Media
Wolf Legally Required to Reduce Spending
Gov. Wolf has a legal responsibility to reduce spending and fix a legislative mistake. Unless the legislature passes a revenue bill today—which seems unlikely—the state budget is unbalanced.
Lawmakers sent Gov. Wolf a $31.6 billion budget (that’s what it will cost once they send him bills that fund Penn State, Pitt and Temple), without a plan to pay for it. Last night, Gov. Wolf indicated he will allow this budget to become law without his signature, even though it isn’t balanced.
Legally, Gov. Wolf must veto any spending above the official estimate of revenues. According to the Administrative Code:
The Governor shall item veto any part of any appropriation bill that causes total appropriations to exceed the official estimate plus any unappropriated surplus.
Additionally, Chapter 71, Section 4105 of the Pennsylvania Consolidated Statutes, which creates the Independent Fiscal Office, puts the onus on the governor to ensure the budget is balanced, even if the legislature passes an unbalanced budget.
The Governor shall certify that any appropriation bill does not cause total appropriations to exceed revenues plus any unappropriated surplus as provided in section 618 of the act of April 9, 1929 (P.L.177, No.175), known as The Administrative Code of 1929.
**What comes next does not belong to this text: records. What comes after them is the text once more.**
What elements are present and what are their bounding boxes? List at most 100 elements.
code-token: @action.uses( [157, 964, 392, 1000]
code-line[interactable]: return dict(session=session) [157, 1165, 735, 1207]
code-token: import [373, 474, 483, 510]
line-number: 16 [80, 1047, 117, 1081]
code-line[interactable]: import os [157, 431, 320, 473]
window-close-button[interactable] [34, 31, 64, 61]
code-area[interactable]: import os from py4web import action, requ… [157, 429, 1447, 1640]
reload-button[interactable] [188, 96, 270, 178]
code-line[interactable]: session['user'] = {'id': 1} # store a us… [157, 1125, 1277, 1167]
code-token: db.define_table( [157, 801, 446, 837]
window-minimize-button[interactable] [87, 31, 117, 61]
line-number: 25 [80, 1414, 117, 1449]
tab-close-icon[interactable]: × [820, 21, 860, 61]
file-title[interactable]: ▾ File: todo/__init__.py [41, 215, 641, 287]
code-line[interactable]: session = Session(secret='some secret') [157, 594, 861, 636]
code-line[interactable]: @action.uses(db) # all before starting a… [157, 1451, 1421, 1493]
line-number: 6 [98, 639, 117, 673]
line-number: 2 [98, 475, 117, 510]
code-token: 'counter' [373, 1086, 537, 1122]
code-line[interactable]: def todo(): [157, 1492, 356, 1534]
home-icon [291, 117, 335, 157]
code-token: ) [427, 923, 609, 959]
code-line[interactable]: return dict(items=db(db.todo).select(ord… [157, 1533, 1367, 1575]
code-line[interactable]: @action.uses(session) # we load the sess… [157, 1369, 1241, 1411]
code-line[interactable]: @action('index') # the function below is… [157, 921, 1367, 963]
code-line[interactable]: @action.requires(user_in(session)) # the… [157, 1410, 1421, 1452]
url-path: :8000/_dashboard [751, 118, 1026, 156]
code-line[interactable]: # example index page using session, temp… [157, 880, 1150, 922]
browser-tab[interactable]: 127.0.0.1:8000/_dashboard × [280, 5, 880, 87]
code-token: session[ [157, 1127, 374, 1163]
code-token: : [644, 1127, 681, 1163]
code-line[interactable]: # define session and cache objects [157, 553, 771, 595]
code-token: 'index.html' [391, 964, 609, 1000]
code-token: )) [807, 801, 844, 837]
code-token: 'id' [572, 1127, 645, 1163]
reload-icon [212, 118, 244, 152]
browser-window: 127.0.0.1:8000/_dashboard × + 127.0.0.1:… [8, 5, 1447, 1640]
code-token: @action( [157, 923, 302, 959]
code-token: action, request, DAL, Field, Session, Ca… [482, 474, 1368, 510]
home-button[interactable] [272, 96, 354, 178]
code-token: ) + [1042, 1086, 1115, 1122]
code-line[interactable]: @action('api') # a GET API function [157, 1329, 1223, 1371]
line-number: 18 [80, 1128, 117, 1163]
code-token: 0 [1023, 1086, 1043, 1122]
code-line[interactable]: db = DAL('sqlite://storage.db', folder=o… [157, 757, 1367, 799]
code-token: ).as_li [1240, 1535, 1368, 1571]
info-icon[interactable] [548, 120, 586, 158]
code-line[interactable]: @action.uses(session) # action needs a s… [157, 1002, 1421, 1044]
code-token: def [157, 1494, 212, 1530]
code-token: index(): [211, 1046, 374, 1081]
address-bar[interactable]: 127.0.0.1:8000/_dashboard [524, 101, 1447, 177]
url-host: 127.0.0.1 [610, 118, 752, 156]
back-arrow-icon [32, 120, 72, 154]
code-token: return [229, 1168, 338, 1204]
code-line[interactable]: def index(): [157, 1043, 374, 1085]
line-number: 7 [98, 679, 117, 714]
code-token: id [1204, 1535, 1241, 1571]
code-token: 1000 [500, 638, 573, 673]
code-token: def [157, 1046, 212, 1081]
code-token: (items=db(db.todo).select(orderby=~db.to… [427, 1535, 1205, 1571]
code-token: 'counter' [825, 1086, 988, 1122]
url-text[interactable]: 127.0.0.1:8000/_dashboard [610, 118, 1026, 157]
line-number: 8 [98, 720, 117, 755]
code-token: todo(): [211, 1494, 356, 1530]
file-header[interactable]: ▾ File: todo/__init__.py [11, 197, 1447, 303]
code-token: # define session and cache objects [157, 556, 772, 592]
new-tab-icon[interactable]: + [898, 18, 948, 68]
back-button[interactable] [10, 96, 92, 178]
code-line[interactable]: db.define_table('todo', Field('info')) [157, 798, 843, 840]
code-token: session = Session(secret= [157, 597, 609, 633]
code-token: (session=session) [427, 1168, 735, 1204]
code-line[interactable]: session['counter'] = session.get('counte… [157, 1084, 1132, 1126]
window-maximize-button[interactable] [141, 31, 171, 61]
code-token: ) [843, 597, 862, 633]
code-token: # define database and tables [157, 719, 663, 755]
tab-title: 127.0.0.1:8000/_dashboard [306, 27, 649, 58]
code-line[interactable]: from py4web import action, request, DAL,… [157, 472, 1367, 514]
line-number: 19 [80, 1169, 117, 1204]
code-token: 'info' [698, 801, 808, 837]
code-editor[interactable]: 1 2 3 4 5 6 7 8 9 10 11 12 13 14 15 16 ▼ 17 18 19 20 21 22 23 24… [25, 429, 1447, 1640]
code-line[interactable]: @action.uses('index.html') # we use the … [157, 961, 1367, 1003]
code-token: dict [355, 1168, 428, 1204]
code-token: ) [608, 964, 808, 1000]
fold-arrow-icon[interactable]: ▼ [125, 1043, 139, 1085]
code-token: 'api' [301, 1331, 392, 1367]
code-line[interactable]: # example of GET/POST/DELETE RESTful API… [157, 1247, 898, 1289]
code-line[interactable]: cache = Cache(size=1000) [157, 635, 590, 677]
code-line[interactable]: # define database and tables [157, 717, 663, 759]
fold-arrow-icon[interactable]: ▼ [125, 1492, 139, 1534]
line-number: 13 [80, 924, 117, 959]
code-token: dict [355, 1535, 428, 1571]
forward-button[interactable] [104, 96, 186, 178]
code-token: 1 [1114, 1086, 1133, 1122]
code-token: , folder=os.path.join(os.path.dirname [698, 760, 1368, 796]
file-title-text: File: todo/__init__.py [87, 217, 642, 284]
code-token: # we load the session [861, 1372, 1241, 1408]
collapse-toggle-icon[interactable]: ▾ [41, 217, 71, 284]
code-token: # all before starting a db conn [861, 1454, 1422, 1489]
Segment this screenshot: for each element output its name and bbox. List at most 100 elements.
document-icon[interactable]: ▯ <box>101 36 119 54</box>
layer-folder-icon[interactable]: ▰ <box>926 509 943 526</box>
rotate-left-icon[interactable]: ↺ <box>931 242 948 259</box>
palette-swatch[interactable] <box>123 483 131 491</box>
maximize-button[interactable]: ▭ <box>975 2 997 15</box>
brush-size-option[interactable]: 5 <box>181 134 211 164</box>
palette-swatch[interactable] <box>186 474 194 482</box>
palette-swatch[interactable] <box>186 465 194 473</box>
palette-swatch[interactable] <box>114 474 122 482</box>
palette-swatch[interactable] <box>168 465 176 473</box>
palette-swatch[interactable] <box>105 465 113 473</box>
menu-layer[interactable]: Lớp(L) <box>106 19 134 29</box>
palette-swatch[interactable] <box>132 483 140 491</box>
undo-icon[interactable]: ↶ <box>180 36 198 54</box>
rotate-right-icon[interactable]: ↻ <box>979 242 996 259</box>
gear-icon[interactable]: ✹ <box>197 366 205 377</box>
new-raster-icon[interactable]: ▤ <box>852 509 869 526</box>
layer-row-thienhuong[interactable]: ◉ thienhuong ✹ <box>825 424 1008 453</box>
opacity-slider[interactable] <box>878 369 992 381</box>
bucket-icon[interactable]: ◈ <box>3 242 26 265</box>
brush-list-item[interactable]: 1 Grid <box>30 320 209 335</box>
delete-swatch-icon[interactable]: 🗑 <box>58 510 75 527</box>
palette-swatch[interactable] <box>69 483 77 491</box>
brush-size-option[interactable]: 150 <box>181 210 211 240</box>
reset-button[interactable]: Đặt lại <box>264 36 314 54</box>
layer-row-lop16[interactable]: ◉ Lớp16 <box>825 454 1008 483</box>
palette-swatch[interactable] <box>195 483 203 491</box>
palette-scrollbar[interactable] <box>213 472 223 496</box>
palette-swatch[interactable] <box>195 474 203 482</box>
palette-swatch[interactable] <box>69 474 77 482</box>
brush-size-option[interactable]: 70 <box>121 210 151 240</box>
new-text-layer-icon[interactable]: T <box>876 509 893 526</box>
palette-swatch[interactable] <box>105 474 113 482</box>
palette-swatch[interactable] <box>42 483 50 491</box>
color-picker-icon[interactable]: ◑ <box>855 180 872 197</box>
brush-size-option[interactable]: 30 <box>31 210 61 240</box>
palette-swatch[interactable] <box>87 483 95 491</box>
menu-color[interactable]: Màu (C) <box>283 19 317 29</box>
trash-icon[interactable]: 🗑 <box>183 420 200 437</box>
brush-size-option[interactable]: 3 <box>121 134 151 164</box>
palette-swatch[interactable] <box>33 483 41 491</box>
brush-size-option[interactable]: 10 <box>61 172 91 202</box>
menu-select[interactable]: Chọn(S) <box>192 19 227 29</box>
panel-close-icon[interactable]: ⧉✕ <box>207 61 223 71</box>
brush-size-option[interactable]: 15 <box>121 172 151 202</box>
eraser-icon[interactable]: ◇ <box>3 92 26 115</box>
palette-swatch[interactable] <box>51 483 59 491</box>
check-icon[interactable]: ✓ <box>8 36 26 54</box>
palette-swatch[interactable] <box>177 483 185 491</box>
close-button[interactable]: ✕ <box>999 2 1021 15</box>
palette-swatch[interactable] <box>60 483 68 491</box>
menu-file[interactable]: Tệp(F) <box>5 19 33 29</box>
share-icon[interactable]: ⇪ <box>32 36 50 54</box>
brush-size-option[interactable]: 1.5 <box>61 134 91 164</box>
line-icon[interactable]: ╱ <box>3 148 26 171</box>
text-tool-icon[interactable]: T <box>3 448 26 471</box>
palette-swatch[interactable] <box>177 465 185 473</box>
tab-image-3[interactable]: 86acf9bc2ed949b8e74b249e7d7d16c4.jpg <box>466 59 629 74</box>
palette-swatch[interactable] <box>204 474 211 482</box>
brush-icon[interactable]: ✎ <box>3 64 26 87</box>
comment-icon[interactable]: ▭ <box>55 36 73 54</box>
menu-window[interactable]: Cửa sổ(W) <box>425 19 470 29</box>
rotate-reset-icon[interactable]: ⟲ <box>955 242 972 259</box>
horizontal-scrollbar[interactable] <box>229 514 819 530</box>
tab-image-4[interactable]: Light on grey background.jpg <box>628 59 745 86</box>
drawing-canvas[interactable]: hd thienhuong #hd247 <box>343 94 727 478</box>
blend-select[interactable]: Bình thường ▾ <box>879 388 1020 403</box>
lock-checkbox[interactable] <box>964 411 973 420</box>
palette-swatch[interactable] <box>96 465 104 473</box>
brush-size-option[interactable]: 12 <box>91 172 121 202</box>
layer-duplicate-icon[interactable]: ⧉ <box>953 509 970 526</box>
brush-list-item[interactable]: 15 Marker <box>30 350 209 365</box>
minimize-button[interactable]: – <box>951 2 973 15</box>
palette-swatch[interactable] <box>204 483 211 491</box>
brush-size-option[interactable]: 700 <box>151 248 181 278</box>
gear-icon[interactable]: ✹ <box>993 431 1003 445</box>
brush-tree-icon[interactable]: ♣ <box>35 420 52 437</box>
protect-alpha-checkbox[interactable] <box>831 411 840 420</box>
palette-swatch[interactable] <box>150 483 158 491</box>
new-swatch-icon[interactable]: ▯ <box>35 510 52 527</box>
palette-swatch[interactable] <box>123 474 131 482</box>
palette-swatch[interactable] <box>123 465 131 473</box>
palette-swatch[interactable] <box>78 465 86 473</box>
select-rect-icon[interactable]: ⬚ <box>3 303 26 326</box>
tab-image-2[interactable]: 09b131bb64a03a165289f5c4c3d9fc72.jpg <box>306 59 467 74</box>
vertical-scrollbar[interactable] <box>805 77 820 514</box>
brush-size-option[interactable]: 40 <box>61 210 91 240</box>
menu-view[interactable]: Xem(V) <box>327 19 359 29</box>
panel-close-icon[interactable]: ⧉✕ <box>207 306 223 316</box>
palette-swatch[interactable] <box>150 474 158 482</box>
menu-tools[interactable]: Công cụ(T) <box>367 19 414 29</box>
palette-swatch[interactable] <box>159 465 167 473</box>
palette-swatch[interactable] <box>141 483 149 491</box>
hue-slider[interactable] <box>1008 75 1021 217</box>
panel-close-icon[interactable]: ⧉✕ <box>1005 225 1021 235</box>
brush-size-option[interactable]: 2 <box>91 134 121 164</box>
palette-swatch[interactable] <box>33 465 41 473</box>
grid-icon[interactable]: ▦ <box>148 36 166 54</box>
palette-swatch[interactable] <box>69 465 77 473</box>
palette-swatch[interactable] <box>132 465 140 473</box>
In the last two budgets, both Gov. Wolf and Gov. Corbett used not only the line-item veto to eliminate funding for certain programs, but the “item-reduction” veto. Using this, the governor can cross out an appropriation in the budget and write in a lower spending number.
Gov. Wolf could fix the budget by reducing the total spending. He can use the line-item veto to strike out unnecessary programs and the item-reduction veto to reduce some of the legislature’s funding increase. If he were to reduce overall spending by just 1 percent, taxpayers would save $316 million.
Gov. Wolf may not prefer to take this action and reduce spending, but he has the legal obligation and power to do so. The governor can fix the legislature’s unbalanced budget without creating another long impasse.